Я представляю себе его жену невероятно красивой и успешной, свежей и элегантной, с ухоженными светлыми волосами и красивой одеждой – строгой и деловой; она наверняка насквозь профессиональна, что меня всегда пугает. В обществе очень целеустремленных людей я вечно испытываю неловкость. Ее наверняка уважают на работе, она хорошая мать их двоим детям, активно проводит свободное время, интересуется спортом и кулинарией, они оба общительны, часто приглашают в гости друзей, они – привлекательная и популярная пара с красивым домом, как в американском фильме, такой приукрашенный перфекционизм.
Вот как я себе это представляю. Из чистой зависти к ее счастливой жизни у меня в голове иногда закрадывается мысль, что она заслуживает быть обманутой. Нельзя получить все, думаю я. Ее жизнь лучше, чем у большинства, даже притом, что муж ей изменяет. Значит, это почти справедливо.
Потом мне становится стыдно.
Потом я задумываюсь над причиной стыда.
Потом вижу один из ее светлых волосков на его пальто, и в меня будто вонзается нож, ударяет прямо в сердце, словно холодная остроконечная сосулька, и я думаю, что поскольку она желает мне зла, я тоже хочу ей зла, это справедливо.
Достоевский писал, что только красота спасет мир, я обычно думала об этом в школе писательского мастерства, где присутствовала негласная подозрительность ко всему красивому; начиная с того, что никто из девушек в школе, похоже, не пользовался макияжем, кончая страхом перед красивыми формулировками, красивыми сценами, красивым языком. Мой интерес к искусству и литературе изначально возник благодаря красоте, иначе мне это было бы ни к чему. Моя потребность в культуре началась как основа мечтаний, идей о том, какой жизнь может быть в лучшем случае, как своего рода трамплин к высшим высотам. Неужели вы так избалованы? – думала я иногда о своих одноклассниках. Неужели вы окружены таким изобилием красоты, что чувствуете необходимость ее слегка подпортить и любить неприглядное? Я представляла себе их семейные ужины и отпуска, красивые квартиры с видами, интеллектуальные разговоры.
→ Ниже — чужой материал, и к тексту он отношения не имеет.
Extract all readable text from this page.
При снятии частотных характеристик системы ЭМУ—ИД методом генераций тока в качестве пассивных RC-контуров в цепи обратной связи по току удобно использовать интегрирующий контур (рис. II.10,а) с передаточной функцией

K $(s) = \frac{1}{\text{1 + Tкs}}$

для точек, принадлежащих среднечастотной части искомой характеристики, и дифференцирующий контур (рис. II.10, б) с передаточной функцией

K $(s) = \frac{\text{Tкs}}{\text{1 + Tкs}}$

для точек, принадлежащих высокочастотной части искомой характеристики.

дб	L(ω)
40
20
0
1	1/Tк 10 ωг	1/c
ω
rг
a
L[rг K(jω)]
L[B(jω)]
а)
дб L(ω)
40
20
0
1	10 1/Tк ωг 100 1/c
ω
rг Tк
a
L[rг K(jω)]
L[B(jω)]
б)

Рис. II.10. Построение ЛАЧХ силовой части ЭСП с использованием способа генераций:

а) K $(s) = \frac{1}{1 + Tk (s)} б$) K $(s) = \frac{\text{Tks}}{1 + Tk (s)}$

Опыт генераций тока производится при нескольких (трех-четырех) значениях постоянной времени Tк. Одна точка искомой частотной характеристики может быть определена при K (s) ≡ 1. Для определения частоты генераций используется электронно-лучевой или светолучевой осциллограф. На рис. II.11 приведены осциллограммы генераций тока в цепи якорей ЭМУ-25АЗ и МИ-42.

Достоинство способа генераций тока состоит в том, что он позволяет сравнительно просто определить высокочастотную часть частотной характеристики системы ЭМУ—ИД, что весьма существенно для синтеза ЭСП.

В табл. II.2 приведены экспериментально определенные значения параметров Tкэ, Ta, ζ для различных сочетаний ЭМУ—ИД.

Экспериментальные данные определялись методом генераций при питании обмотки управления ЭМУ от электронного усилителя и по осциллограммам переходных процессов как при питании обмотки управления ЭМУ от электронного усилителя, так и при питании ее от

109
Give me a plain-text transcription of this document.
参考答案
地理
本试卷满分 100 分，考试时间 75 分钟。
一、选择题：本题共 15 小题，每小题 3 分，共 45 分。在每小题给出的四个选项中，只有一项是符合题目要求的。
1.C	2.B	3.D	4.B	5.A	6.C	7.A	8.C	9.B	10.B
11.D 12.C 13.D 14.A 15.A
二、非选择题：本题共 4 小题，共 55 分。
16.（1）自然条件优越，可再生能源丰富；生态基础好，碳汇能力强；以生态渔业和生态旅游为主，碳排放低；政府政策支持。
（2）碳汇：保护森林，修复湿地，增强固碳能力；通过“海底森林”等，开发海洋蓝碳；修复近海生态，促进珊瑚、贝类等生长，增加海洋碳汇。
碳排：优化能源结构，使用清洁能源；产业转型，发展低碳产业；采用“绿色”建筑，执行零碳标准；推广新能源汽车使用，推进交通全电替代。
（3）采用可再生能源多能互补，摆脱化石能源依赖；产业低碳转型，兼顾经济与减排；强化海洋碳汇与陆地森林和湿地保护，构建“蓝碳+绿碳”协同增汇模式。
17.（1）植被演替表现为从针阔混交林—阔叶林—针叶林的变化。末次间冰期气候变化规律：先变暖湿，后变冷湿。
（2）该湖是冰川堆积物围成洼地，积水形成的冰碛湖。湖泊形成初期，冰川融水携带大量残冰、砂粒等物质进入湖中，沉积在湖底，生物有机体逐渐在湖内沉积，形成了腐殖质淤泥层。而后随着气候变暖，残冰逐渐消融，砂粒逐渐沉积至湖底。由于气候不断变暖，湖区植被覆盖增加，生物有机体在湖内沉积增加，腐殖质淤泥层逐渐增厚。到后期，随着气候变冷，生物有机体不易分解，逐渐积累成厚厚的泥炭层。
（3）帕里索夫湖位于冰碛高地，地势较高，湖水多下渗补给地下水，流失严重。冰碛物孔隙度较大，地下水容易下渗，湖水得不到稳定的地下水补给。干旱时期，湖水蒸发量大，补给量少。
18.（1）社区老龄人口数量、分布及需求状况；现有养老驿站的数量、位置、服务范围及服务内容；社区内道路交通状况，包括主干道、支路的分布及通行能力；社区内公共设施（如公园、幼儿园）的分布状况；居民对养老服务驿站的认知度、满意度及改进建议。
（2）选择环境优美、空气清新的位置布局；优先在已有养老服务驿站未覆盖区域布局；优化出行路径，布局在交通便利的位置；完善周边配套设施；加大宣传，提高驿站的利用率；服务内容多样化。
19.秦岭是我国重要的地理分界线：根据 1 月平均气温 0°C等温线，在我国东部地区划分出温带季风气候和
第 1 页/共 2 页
Такого рода клише буржуазности наверняка не соответствовало действительности, большинство из них, несомненно, происходили не из высших слоев среднего класса подобного типа, а из самого обычного провинциального среднего класса, с родителями, учителями, социальными работниками и медсестрами, но даже там, думалось мне, имелись книги, дачи и люди, умеющие играть на пианино. Кое у кого из сидевших за столом в школе писательского мастерства родители действительно были врачами и юристами, к их текстам мне было сложнее проявлять интерес, я думала, как же трудна, вероятно, на самом деле жизнь, если всегда присутствует защитная сетка. Когда под рукой всегда есть родитель, готовый внести квартплату, если действительно прижмет, когда нет необходимости чувствовать, что у тебя уходит почва из-под ног, если ты лишаешься работы или жилья и внезапно оказываешься в подвешенном состоянии.
Ощущение защищенности, видимо, что-то делает с людьми. Вот как я смотрю на образованный, хорошо обеспеченный высший слой среднего класса: они настолько защищены во всем основополагающем в жизни, что могут позволить себе активно заниматься другим – любовными отношениями, своей духовной жизнью, ходить на терапию, реализовываться, ссориться на семейных ужинах. Я считаю это разновидностью проблем, идущих от роскоши, а сумма необходимых человеку проблем, возможно, неизменна: если у человека нет проблем, он их себе создает.
Мне хочется спросить у всех, с кем я встречаюсь: «У тебя когда-нибудь была настоящая работа?» – хотя я знаю, что почти у всех настоящая работа была, но летние подработки во время учебы, например маркетологом, сиделкой или домработницей, не считаются; считается только, когда речь идет о жизни и смерти, работа, за которую человек берется ввиду отсутствия альтернативы, поскольку другой нет, и если не возьмешься за эту, то не сможешь заплатить за квартиру, а просить о помощи будет не у кого. Работа, которая является альтернативой пропасти.
Считается только, если ты прочувствовал пропасть.